Réflexion

ENTRE GÉMISSEMENT ET GRINCEMENT

Un jardin de 60 mètres par 20 mètres. Voilà le clos que ma mère ensemençait chaque printemps de légumes, de fines herbes et de fleurs. Avec elle, nous étions tenus, les trois enfants, de l’entretenir, ce qui signifiait notamment arracher les mauvaises herbes. Si l’exercice est beaucoup plus difficile qu’il n’y paraît, c’est que les nouvelles pousses se confondent avec les nuisibles, ce qui complique la tâche, surtout aux enfants pressés d’aller jouer dans les champs que nous étions. Que de carottes sacrifiées à l’autel de nos mains apprenties!
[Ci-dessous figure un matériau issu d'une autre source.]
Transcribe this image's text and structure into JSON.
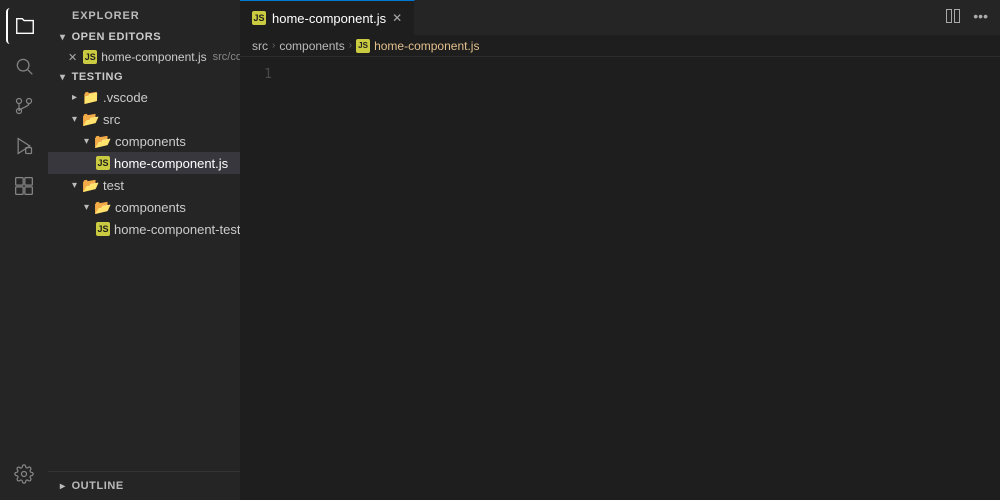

Il fallait donc attendre le regard de Maman, celui qu’elle portait plein d’expérience sur les minuscules tiges et l’autre qu’elle tournait, indulgente, sur nous.

Si le mal était effrayant, repoussant et évident, personne ne le commettrait. Bien au contraire, il se présente souvent à nos yeux comme le simulacre du beau et l’apparence du bon, et c’est bien en cela qu’il est séduisant. Car son succès réside dans l’équivoque et la confusion qu’il sème autour de lui, nous empêchant de distinguer entre la bonne action et la mauvaise. Ce n’est donc qu’après coup, hélas, que l’on constate dans l’amertume les conséquences nocives de la faute. « En enlevant l’ivraie, vous risquez d’arracher le blé en même temps », dit le Seigneur. Il faut donc patiemment attendre la moisson afin que le jugement se précise et se confirme, et qu’un gant de jardin plus averti nous vienne en aide pour le désherbage.  Cela signifie-t-il pour autant que notre impuissance devant le mal est complète et définitive? Bien sûr que non. Nous avons de quoi sarcler, pour ainsi dire! Pour nous aider à mieux distinguer entre le bon grain et l’ivraie, entre ce qui nourrit la vie et ce qui l’étouffe, nous disposons de la lucidité du Saint Esprit. Or, son expression prend une forme particulièrement inspirante dans l’Épître aux Romains. « L’Esprit lui-même intercède pour nous par des gémissements inexprimables », peut-on lire. Il nous défend par des soupirs trop profonds pour être rendus par les mots. C’est comme si par lui, on voyait et entendait notre propre lassitude devant nos insuccès malgré nos efforts sincères. C’est une image très vivante, voire corporelle, qui exprime notre dépit devant toutes nos bonnes intentions qui ne fructifient pas. Elle est à placer en contraste avec ce passage de l’Évangile qui est lui aussi physiquement saisissant : les « pleurs » et les « grincements de dents » d’avoir choisi le mal, le regret d’avoir refusé même l’effort du droit chemin. Comme si le soupir et le grincement de dents étaient des signes de notre corps qui exprimaient la fatigue passagère mais éprouvante de l’amour d’un côté et le regret de l’avoir refusé de l’autre.